OP, don’t do it. How shitty if you go begging and he says no. Sounds like he’s the type that’d love you to do this and have satisfaction turning you down. I have a similar toxic father who I’ve been nc with for 8 years and could help me, but wouldn’t, not even when we had a ‘relationship’. A nasty narcissistic piece of work who would happily let all his kids go without when young, then watch us all fail as adults, virtually rubbing his hands with glee, the smirking cunt. Sorry for the bad language, but my biological father is indeed a cunt.
An OP, I am much older than you (a decade older) and still not on the property ladder which is fucking shit, stressful and distressing. If YOU get saving (as PPs have said), you will be in a much better position at my age. I wish someone had told me this!!

Flawedperfection · 01/07/2021 18:31

Meant to add, OP, that I totally get where you are coming from and totally sympathize and empathize.Flowers
Parent can be so shit and whilst they don’t owe us all the diamonds and pearls, they should want to help imho; I find it weird when they don’t and so unfair when others have it easier. I don’t care if that sounds immature but I (like others I’m sure) know so many people that’ve have extensive financial assistance from parents. V annoying!

candyflossss · 02/07/2021 10:18

@User65412

I'm in the same boat as you, OP. Absent, cheating, abusive father. Lied about employment and worked for cash so he didn't have to pay a penny maintenence. It's a very complicated issue and one that is hard for people to understand. I recently had a child and he has sent me money to put in a savings pot for her. Not loads but significant enough for me to not know what to do incase it made me somehow indebted to him. I debated sending it back but then I thought fuck it. I've had nothing from him my whole life so I do feels that he owes me, big time. Not quite the same as I didn't approach him for it but I for one wouldn't blame you for doing so. I don't think it means you're desperate, lowering yourself, as bad as him etc. If you want to ask then do and don't feel bad about it.
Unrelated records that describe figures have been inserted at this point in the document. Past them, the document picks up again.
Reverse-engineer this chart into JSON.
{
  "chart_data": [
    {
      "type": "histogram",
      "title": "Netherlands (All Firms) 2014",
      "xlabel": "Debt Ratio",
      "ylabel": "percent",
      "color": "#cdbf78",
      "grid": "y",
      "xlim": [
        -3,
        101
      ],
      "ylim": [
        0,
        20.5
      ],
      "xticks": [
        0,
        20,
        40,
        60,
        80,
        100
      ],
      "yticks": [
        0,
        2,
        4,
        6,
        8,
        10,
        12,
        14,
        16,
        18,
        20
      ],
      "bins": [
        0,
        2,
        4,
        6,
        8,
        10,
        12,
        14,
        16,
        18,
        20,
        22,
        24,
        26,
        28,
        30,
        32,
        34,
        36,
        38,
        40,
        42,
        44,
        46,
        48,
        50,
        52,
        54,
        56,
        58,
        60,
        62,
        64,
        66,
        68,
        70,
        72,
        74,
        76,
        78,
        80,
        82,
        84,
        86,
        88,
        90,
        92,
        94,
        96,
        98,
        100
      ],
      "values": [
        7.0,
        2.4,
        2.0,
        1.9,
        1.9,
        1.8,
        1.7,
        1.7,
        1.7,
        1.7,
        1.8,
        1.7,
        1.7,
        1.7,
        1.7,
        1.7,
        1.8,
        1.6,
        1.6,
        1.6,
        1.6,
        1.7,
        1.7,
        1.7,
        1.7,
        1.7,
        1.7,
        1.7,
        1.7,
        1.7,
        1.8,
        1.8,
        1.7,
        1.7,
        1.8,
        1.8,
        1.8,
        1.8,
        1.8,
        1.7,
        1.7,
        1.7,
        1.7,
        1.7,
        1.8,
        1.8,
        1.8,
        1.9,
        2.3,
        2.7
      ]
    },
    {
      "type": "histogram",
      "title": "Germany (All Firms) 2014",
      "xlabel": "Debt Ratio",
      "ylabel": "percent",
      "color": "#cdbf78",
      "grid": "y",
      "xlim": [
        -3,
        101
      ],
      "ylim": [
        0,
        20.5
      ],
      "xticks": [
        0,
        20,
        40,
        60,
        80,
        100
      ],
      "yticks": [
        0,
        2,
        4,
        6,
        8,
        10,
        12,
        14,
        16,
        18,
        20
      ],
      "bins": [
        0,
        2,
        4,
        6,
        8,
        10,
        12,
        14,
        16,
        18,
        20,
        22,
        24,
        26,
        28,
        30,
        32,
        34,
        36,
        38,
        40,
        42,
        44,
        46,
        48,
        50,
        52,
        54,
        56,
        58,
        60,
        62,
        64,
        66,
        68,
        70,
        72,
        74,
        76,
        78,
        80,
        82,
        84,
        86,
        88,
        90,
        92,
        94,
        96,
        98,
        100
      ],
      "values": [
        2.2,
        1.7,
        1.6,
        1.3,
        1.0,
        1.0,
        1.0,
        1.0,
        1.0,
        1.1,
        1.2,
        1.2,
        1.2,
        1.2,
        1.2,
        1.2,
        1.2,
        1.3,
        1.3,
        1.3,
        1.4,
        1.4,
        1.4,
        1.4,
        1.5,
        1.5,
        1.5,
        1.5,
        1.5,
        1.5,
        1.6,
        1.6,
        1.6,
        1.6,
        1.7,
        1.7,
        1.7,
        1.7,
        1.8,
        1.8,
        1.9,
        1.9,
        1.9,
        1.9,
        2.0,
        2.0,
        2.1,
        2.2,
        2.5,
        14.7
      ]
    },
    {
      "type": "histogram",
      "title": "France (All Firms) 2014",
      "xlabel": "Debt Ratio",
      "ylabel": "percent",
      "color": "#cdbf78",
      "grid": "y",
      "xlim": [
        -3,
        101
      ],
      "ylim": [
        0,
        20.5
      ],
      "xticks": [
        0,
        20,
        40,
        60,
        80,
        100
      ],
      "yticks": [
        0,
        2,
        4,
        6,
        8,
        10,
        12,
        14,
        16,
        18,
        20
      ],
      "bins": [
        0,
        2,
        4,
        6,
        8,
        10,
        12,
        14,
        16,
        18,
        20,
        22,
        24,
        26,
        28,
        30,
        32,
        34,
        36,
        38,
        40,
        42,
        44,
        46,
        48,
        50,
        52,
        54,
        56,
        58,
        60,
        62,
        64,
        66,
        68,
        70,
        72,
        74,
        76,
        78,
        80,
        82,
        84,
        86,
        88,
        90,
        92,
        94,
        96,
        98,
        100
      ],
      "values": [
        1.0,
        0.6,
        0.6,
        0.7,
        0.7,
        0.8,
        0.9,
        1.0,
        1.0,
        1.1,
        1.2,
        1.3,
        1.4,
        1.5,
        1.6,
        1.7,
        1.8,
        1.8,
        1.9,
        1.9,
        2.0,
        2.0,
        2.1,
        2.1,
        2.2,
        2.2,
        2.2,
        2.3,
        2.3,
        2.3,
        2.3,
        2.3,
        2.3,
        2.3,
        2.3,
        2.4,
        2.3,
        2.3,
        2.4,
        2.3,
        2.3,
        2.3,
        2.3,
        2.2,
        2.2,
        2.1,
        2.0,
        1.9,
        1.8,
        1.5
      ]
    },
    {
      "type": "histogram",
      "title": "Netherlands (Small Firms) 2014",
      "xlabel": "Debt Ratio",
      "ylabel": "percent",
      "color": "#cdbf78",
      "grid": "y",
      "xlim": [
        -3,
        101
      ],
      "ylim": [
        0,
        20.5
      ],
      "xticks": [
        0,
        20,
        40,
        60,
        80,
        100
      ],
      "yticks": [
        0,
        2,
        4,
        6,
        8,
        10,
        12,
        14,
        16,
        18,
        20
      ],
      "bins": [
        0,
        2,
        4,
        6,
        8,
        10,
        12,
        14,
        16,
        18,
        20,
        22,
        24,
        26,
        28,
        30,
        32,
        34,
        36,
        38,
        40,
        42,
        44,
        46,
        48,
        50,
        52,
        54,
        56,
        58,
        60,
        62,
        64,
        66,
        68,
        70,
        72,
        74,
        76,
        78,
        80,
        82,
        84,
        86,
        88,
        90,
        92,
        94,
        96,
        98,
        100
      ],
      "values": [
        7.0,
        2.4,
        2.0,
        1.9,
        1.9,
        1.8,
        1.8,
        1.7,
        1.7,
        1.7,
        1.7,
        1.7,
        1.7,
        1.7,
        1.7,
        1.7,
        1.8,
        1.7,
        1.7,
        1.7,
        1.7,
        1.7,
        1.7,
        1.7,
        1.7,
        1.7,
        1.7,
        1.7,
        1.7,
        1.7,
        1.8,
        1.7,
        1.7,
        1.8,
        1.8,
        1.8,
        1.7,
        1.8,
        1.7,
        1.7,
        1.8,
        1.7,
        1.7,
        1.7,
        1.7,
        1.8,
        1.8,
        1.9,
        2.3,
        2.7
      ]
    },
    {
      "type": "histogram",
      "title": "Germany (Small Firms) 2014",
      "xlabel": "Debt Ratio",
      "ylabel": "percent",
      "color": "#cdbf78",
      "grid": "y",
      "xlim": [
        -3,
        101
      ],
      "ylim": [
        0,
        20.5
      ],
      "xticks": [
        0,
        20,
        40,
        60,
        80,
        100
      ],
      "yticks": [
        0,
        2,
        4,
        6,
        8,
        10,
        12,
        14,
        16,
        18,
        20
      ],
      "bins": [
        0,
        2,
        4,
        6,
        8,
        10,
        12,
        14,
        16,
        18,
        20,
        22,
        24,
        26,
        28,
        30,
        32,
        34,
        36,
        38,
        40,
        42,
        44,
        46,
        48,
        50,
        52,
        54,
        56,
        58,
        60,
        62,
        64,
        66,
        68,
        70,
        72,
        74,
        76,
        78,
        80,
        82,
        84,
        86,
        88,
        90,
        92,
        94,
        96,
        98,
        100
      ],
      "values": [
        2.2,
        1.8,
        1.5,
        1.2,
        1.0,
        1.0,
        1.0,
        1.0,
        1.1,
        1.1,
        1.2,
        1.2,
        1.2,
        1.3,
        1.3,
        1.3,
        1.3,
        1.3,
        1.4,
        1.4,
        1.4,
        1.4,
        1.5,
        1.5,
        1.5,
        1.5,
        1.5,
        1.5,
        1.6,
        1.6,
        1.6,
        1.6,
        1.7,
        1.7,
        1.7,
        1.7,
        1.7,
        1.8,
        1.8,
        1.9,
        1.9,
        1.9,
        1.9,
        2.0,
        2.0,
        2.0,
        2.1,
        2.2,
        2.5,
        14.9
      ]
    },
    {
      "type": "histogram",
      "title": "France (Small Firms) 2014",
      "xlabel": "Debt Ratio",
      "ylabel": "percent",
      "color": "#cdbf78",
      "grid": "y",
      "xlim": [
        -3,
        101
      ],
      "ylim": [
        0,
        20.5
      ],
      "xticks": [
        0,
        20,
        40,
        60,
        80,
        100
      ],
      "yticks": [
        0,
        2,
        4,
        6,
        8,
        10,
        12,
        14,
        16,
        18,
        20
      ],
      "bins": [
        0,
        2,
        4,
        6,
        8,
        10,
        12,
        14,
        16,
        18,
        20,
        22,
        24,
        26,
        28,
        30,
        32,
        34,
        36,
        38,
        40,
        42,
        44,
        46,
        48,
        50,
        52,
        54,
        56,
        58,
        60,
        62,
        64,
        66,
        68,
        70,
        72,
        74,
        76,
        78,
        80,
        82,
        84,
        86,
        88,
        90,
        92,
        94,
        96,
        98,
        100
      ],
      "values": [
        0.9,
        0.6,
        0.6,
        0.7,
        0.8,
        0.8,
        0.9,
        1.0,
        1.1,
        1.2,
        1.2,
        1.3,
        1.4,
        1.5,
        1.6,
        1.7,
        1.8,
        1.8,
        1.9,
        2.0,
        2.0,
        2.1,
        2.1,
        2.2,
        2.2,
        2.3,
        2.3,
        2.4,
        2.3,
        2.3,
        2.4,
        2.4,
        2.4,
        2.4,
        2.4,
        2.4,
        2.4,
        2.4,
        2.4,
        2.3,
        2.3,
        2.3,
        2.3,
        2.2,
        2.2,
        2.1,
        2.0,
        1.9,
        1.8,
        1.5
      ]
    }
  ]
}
Totally agree with *@candyflossss*
I think it stems from this idea of being the bigger person and keeping face/not showing them you need anything from them.

For me, that doesn't really wash though because really, when the shit hits the fan, my biological dad is still going to be well off and I will still be struggling and working all hours under the sun to provide for my children.
I don't think there is anything shameful at all in feeling like you are owed something from people who brought you into this world nor accepting/asking for help if you need it.